No, those were both pictures of the panels with home runs. Both were in basements. The one without drywall was in a closet (room) that was 38" x 8' or so of a finished basement. We have to drill anything on the first floor in the ceiling.


----------



## fridaymean (Feb 17, 2006)

the catfish said:


> So does that mean there are alot of people that add romex to their existing electrical systems? Are they required to redo any such additions when they go to sell there homes?


Yes, and Yes. I have heard of two towns where the city will inspect when a house is sold. We get those calls too.


----------



## neolitic (Apr 20, 2006)

So when you cross a 1st floor ceiling/2nd floor joist,
you're using lots of 14½" conduit and emt connectors?
No greenfield?


----------



## fridaymean (Feb 17, 2006)

the catfish said:


> That's quick considering the techniques involved. I guess it's like anything else, you get used to it, but the cost involved must be substantially more. How many guys are you talkin?

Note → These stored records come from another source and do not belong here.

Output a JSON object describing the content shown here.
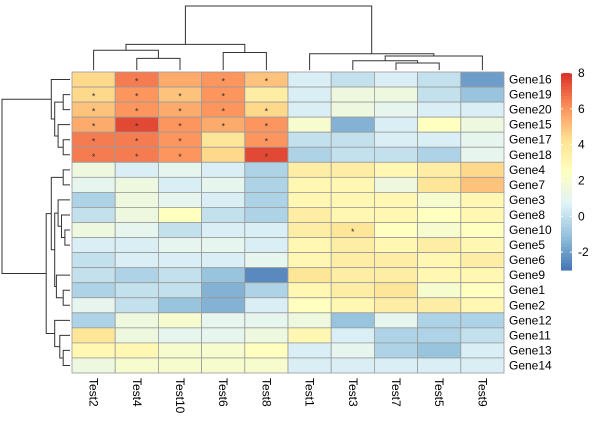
{
  "chart_data": {
    "type": "heatmap",
    "title": "",
    "columns": [
      "Test2",
      "Test4",
      "Test10",
      "Test6",
      "Test8",
      "Test1",
      "Test3",
      "Test7",
      "Test5",
      "Test9"
    ],
    "rows": [
      "Gene16",
      "Gene19",
      "Gene20",
      "Gene15",
      "Gene17",
      "Gene18",
      "Gene4",
      "Gene7",
      "Gene3",
      "Gene8",
      "Gene10",
      "Gene5",
      "Gene6",
      "Gene9",
      "Gene1",
      "Gene2",
      "Gene12",
      "Gene11",
      "Gene13",
      "Gene14"
    ],
    "values": [
      [
        4.5,
        6.5,
        5.5,
        6.0,
        5.0,
        0.5,
        0.0,
        0.5,
        0.0,
        -2.0
      ],
      [
        4.5,
        6.0,
        5.0,
        6.0,
        3.5,
        0.5,
        1.5,
        1.5,
        0.0,
        -1.0
      ],
      [
        5.0,
        6.0,
        5.5,
        6.0,
        4.5,
        0.5,
        1.5,
        1.0,
        0.5,
        0.5
      ],
      [
        5.5,
        7.5,
        6.0,
        5.5,
        6.0,
        2.0,
        -1.5,
        0.5,
        2.5,
        1.5
      ],
      [
        6.5,
        6.5,
        6.0,
        4.0,
        6.0,
        0.0,
        0.0,
        0.5,
        0.5,
        1.0
      ],
      [
        6.5,
        6.5,
        6.0,
        4.5,
        7.5,
        -0.5,
        0.0,
        0.0,
        -0.5,
        1.0
      ],
      [
        1.5,
        0.5,
        1.0,
        0.5,
        -0.5,
        3.5,
        3.5,
        3.0,
        3.5,
        4.5
      ],
      [
        1.0,
        1.5,
        0.5,
        1.0,
        -0.5,
        3.0,
        3.0,
        1.5,
        4.0,
        5.0
      ],
      [
        -0.5,
        1.5,
        1.0,
        0.5,
        -0.5,
        3.0,
        3.0,
        3.0,
        2.0,
        3.0
      ],
      [
        0.0,
        1.5,
        2.5,
        0.0,
        -0.5,
        3.5,
        3.0,
        3.0,
        2.5,
        3.0
      ],
      [
        1.5,
        1.0,
        0.0,
        0.5,
        0.5,
        3.5,
        4.0,
        2.5,
        2.0,
        2.5
      ],
      [
        0.5,
        0.5,
        1.0,
        1.0,
        0.5,
        3.0,
        3.5,
        3.0,
        3.5,
        3.0
      ],
      [
        0.0,
        0.5,
        0.5,
        0.5,
        1.0,
        3.0,
        3.5,
        3.5,
        3.0,
        3.5
      ],
      [
        0.0,
        -0.5,
        0.0,
        -1.0,
        -2.5,
        4.0,
        3.5,
        3.5,
        3.0,
        3.0
      ],
      [
        -0.5,
        0.0,
        0.0,
        -1.5,
        -0.5,
        3.0,
        3.5,
        4.0,
        2.0,
        2.5
      ],
      [
        1.0,
        0.0,
        -1.0,
        -1.5,
        0.5,
        2.5,
        3.0,
        3.5,
        3.5,
        3.0
      ],
      [
        -0.5,
        1.5,
        2.0,
        1.0,
        1.0,
        1.5,
        -1.0,
        1.0,
        -0.5,
        -0.5
      ],
      [
        4.0,
        1.5,
        1.0,
        1.0,
        1.5,
        3.0,
        0.5,
        -0.5,
        -0.5,
        0.0
      ],
      [
        3.0,
        3.0,
        2.0,
        2.0,
        2.5,
        0.5,
        1.0,
        -0.5,
        -1.0,
        0.5
      ],
      [
        1.5,
        2.0,
        2.0,
        2.0,
        2.0,
        0.5,
        0.5,
        0.5,
        0.5,
        0.5
      ]
    ],
    "marker": "*",
    "markers": [
      [
        0,
        1
      ],
      [
        0,
        3
      ],
      [
        0,
        4
      ],
      [
        1,
        0
      ],
      [
        1,
        1
      ],
      [
        1,
        2
      ],
      [
        1,
        3
      ],
      [
        2,
        0
      ],
      [
        2,
        1
      ],
      [
        2,
        2
      ],
      [
        2,
        3
      ],
      [
        2,
        4
      ],
      [
        3,
        0
      ],
      [
        3,
        1
      ],
      [
        3,
        2
      ],
      [
        3,
        3
      ],
      [
        3,
        4
      ],
      [
        4,
        0
      ],
      [
        4,
        1
      ],
      [
        4,
        2
      ],
      [
        4,
        4
      ],
      [
        5,
        0
      ],
      [
        5,
        1
      ],
      [
        5,
        2
      ],
      [
        5,
        4
      ],
      [
        10,
        6
      ]
    ],
    "color_scale": {
      "min": -3,
      "max": 8,
      "ticks": [
        8,
        6,
        4,
        2,
        0,
        -2
      ],
      "colors": [
        "#4575b4",
        "#91bfdb",
        "#e0f3f8",
        "#ffffbf",
        "#fee090",
        "#fc8d59",
        "#d73027"
      ]
    },
    "legend": "right",
    "column_dendrogram": {
      "labels": [
        "Test2",
        "Test4",
        "Test10",
        "Test6",
        "Test8",
        "Test1",
        "Test3",
        "Test7",
        "Test5",
        "Test9"
      ],
      "merges": [
        [
          -2,
          -3,
          10
        ],
        [
          -4,
          -5,
          15
        ],
        [
          -1,
          1,
          17
        ],
        [
          3,
          2,
          22
        ],
        [
          -8,
          -9,
          6
        ],
        [
          -7,
          5,
          8
        ],
        [
          -10,
          6,
          12
        ],
        [
          -6,
          7,
          14
        ],
        [
          4,
          8,
          55
        ]
      ]
    },
    "row_dendrogram": {
      "labels": [
        "Gene16",
        "Gene19",
        "Gene20",
        "Gene15",
        "Gene17",
        "Gene18",
        "Gene4",
        "Gene7",
        "Gene3",
        "Gene8",
        "Gene10",
        "Gene5",
        "Gene6",
        "Gene9",
        "Gene1",
        "Gene2",
        "Gene12",
        "Gene11",
        "Gene13",
        "Gene14"
      ],
      "merges": [
        [
          -2,
          -3,
          4
        ],
        [
          -5,
          -6,
          4
        ],
        [
          -4,
          2,
          7
        ],
        [
          1,
          3,
          9
        ],
        [
          -1,
          4,
          11
        ],
        [
          -7,
          -8,
          4
        ],
        [
          -11,
          -12,
          3
        ],
        [
          -10,
          7,
          5
        ],
        [
          -9,
          8,
          7
        ],
        [
          -15,
          -16,
          4
        ],
        [
          -14,
          10,
          8
        ],
        [
          9,
          11,
          9
        ],
        [
          6,
          12,
          11
        ],
        [
          -19,
          -20,
          4
        ],
        [
          -18,
          14,
          6
        ],
        [
          -17,
          15,
          9
        ],
        [
          13,
          16,
          14
        ],
        [
          5,
          17,
          40
        ]
      ]
    }
  }
}
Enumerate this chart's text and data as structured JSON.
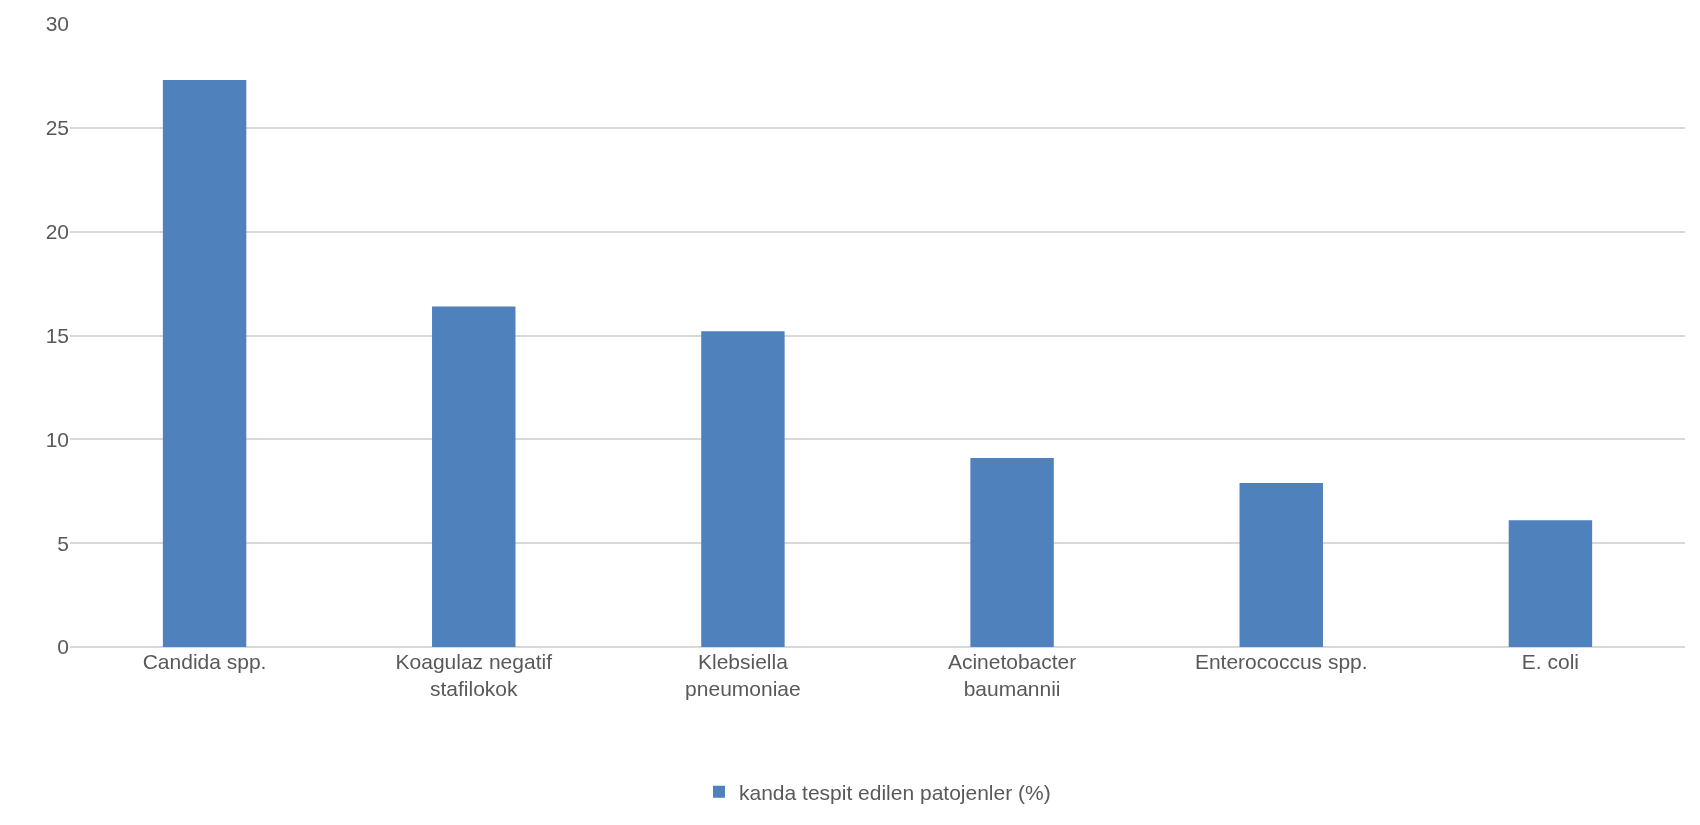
{
  "chart_data": {
    "type": "bar",
    "categories": [
      "Candida spp.",
      "Koagulaz negatif stafilokok",
      "Klebsiella pneumoniae",
      "Acinetobacter baumannii",
      "Enterococcus spp.",
      "E. coli"
    ],
    "series": [
      {
        "name": "kanda tespit edilen patojenler (%)",
        "color": "#4f81bd",
        "values": [
          27.3,
          16.4,
          15.2,
          9.1,
          7.9,
          6.1
        ]
      }
    ],
    "ylim": [
      0,
      30
    ],
    "yticks": [
      0,
      5,
      10,
      15,
      20,
      25,
      30
    ],
    "grid": "y",
    "legend": "bottom"
  }
}
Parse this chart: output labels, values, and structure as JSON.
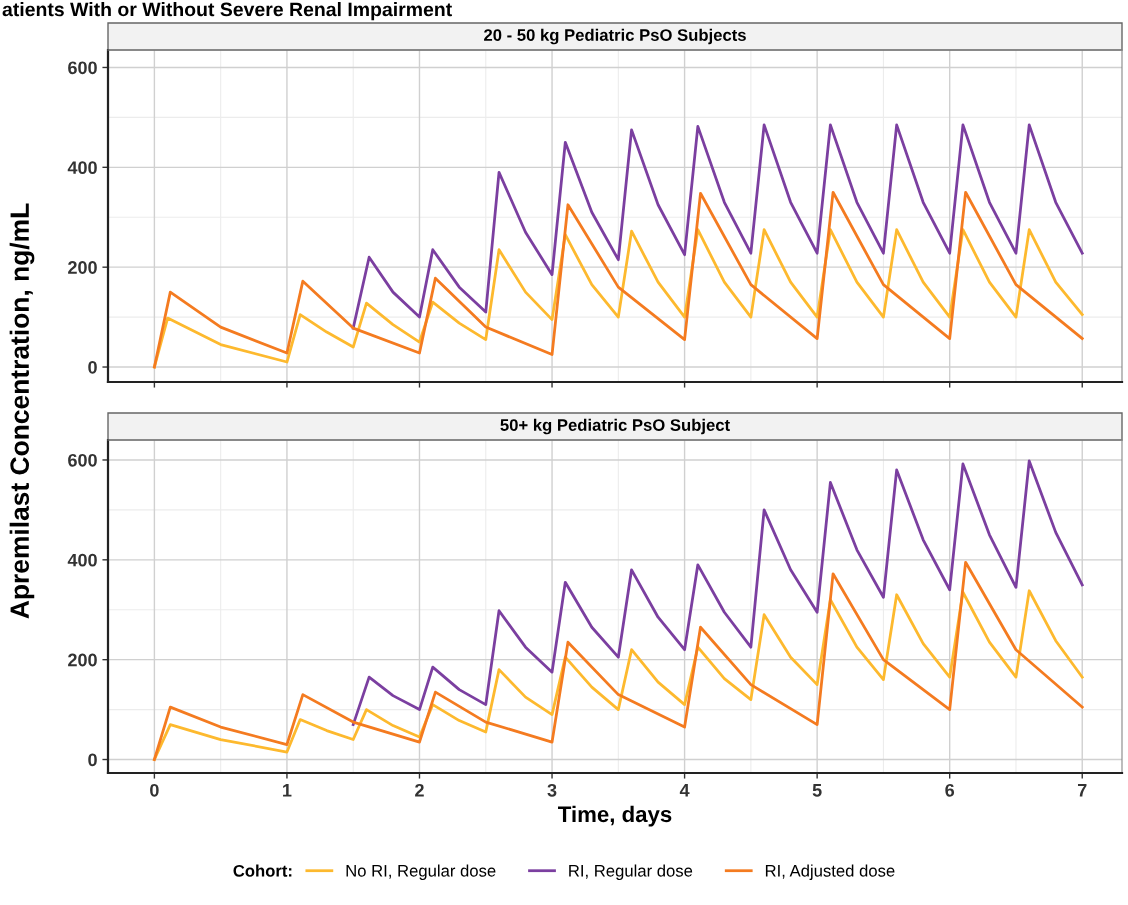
{
  "chart_data": [
    {
      "type": "line",
      "title": "20 - 50 kg Pediatric PsO Subjects",
      "ylabel": "Apremilast Concentration, ng/mL",
      "annotations": [
        "atients With or Without Severe Renal Impairment"
      ],
      "xlim": [
        -0.35,
        7.3
      ],
      "xticks": [
        0,
        1,
        2,
        3,
        4,
        5,
        6,
        7
      ],
      "ylim": [
        -30,
        635
      ],
      "yticks": [
        0,
        200,
        400,
        600
      ],
      "tick_labels": "y",
      "grid": true,
      "legend": false,
      "series": [
        {
          "color": "#fdb92e",
          "x": [
            0,
            0.1,
            0.5,
            1,
            1.1,
            1.3,
            1.5,
            1.6,
            1.8,
            2,
            2.1,
            2.3,
            2.5,
            2.6,
            2.8,
            3,
            3.1,
            3.3,
            3.5,
            3.6,
            3.8,
            4,
            4.1,
            4.3,
            4.5,
            4.6,
            4.8,
            5,
            5.1,
            5.3,
            5.5,
            5.6,
            5.8,
            6,
            6.1,
            6.3,
            6.5,
            6.6,
            6.8,
            7
          ],
          "values": [
            0,
            98,
            45,
            10,
            105,
            70,
            40,
            128,
            85,
            50,
            130,
            88,
            55,
            235,
            150,
            95,
            265,
            165,
            100,
            272,
            170,
            100,
            275,
            170,
            100,
            275,
            170,
            100,
            275,
            170,
            100,
            275,
            170,
            100,
            275,
            170,
            100,
            275,
            170,
            105
          ]
        },
        {
          "color": "#7b3fa0",
          "x": [
            1.5,
            1.62,
            1.8,
            2,
            2.1,
            2.3,
            2.5,
            2.6,
            2.8,
            3,
            3.1,
            3.3,
            3.5,
            3.6,
            3.8,
            4,
            4.1,
            4.3,
            4.5,
            4.6,
            4.8,
            5,
            5.1,
            5.3,
            5.5,
            5.6,
            5.8,
            6,
            6.1,
            6.3,
            6.5,
            6.6,
            6.8,
            7
          ],
          "values": [
            78,
            220,
            150,
            100,
            235,
            160,
            110,
            390,
            270,
            185,
            450,
            310,
            215,
            475,
            325,
            225,
            482,
            330,
            228,
            485,
            330,
            228,
            485,
            330,
            228,
            485,
            330,
            228,
            485,
            330,
            228,
            485,
            330,
            228
          ]
        },
        {
          "color": "#f47b20",
          "x": [
            0,
            0.12,
            0.5,
            1,
            1.12,
            1.5,
            2,
            2.12,
            2.5,
            3,
            3.12,
            3.5,
            4,
            4.12,
            4.5,
            5,
            5.12,
            5.5,
            6,
            6.12,
            6.5,
            7
          ],
          "values": [
            0,
            150,
            80,
            28,
            172,
            78,
            28,
            178,
            80,
            25,
            325,
            160,
            55,
            348,
            165,
            57,
            350,
            165,
            57,
            350,
            165,
            57
          ]
        }
      ]
    },
    {
      "type": "line",
      "title": "50+ kg Pediatric PsO Subject",
      "xlabel": "Time, days",
      "legend_title": "Cohort:",
      "xlim": [
        -0.35,
        7.3
      ],
      "xticks": [
        0,
        1,
        2,
        3,
        4,
        5,
        6,
        7
      ],
      "ylim": [
        -27,
        640
      ],
      "yticks": [
        0,
        200,
        400,
        600
      ],
      "grid": true,
      "legend": "bottom",
      "series": [
        {
          "name": "No RI, Regular dose",
          "color": "#fdb92e",
          "x": [
            0,
            0.12,
            0.5,
            1,
            1.1,
            1.3,
            1.5,
            1.6,
            1.8,
            2,
            2.1,
            2.3,
            2.5,
            2.6,
            2.8,
            3,
            3.1,
            3.3,
            3.5,
            3.6,
            3.8,
            4,
            4.1,
            4.3,
            4.5,
            4.6,
            4.8,
            5,
            5.1,
            5.3,
            5.5,
            5.6,
            5.8,
            6,
            6.1,
            6.3,
            6.5,
            6.6,
            6.8,
            7
          ],
          "values": [
            0,
            70,
            40,
            15,
            80,
            58,
            40,
            100,
            68,
            45,
            110,
            78,
            55,
            180,
            125,
            90,
            205,
            145,
            100,
            220,
            155,
            110,
            225,
            162,
            120,
            290,
            205,
            150,
            320,
            225,
            160,
            330,
            232,
            165,
            335,
            235,
            165,
            338,
            238,
            165
          ]
        },
        {
          "name": "RI, Regular dose",
          "color": "#7b3fa0",
          "x": [
            1.5,
            1.62,
            1.8,
            2,
            2.1,
            2.3,
            2.5,
            2.6,
            2.8,
            3,
            3.1,
            3.3,
            3.5,
            3.6,
            3.8,
            4,
            4.1,
            4.3,
            4.5,
            4.6,
            4.8,
            5,
            5.1,
            5.3,
            5.5,
            5.6,
            5.8,
            6,
            6.1,
            6.3,
            6.5,
            6.6,
            6.8,
            7
          ],
          "values": [
            70,
            165,
            128,
            100,
            185,
            140,
            110,
            298,
            225,
            175,
            355,
            265,
            205,
            380,
            285,
            220,
            390,
            295,
            225,
            500,
            380,
            295,
            555,
            420,
            325,
            580,
            440,
            340,
            592,
            450,
            345,
            598,
            455,
            350
          ]
        },
        {
          "name": "RI, Adjusted dose",
          "color": "#f47b20",
          "x": [
            0,
            0.12,
            0.5,
            1,
            1.12,
            1.5,
            2,
            2.12,
            2.5,
            3,
            3.12,
            3.5,
            4,
            4.12,
            4.5,
            5,
            5.12,
            5.5,
            6,
            6.12,
            6.5,
            7
          ],
          "values": [
            0,
            105,
            65,
            30,
            130,
            75,
            35,
            135,
            75,
            35,
            235,
            130,
            65,
            265,
            150,
            70,
            372,
            200,
            100,
            395,
            220,
            105
          ]
        }
      ]
    }
  ]
}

2-5 guys depending on the day, schedule, etc. Mostly two. I remember specificaly one job 5+ years ago, there was that debate whether to use romex or emt (in Batavia, Tony) with the GC. The owner wanted to cut cost. The savings was between $500-1K. Not much. Granted, that was before huge increases in commodities valuations. We prefer pipe anyway. Romex isn't a huge time saver because we don't use it enough.


----------



## fridaymean (Feb 17, 2006)

neolitic said:


> So when you cross a 1st floor ceiling/2nd floor joist,
> you're using lots of 14½" conduit and emt connectors?
> No greenfield?


Yes, lots of scraps and couplings.


----------



## neolitic (Apr 20, 2006)

fridaymean said:


> Yes, lots of scraps and couplings.


Brrrrrrrrr!

Thank you,:notworthy
you may stand down now. :laughing::clap:


----------



## JBrzoz00 (Jan 11, 2011)

So you still have to run emt perpendicular through wood framing? Can't use MC? I'd like to see more pics if you have them.


----------



## rselectric1 (Sep 20, 2009)

JBrzoz00 said:


> So you still have to run emt perpendicular through wood framing? Can't use MC? I'd like to see more pics if you have them.


New construction in almost all Chicagoland is EMT ONLY. (The only exceptions are usually concealed spaces in remodeling only) No NM is allowed at all.


----------



## Tiger (Nov 21, 2007)

neolitic said:


> So when you cross a 1st floor ceiling/2nd floor joist,
> you're using lots of 14½" conduit and emt connectors?
> No greenfield?


I don't do new construction, but when I add 4 ceiling fans to a house it's in emt in most towns. 

Actually there is very little crossing of joists. The main level outlets are run through the basement (below the joists) and the second floor outlets are run through the attic (above the joists). It uses more conduit and less labor. Conduit is cheap compared to labor.

I have a neighbor/carpenter who built new homes for most of his career. He told me once the EC crew had 3 days to rough-in emt. My guess is if they can do rough in 3 days, they can do final in one.


----------



## thom (Nov 3, 2006)

I grew up and learned the trades in Chicago. I'd never seen romex until I moved shop to Albuquerque. I was amazed that guys would run "extension cords" in the walls. When I constructed my own house here in Albuq back in 1982 I did it all in emt. At the time I thought emt was better. Today I would argue that functionally they are equal and romex is faster/cheaper making romex a better product for wiring houses.


----------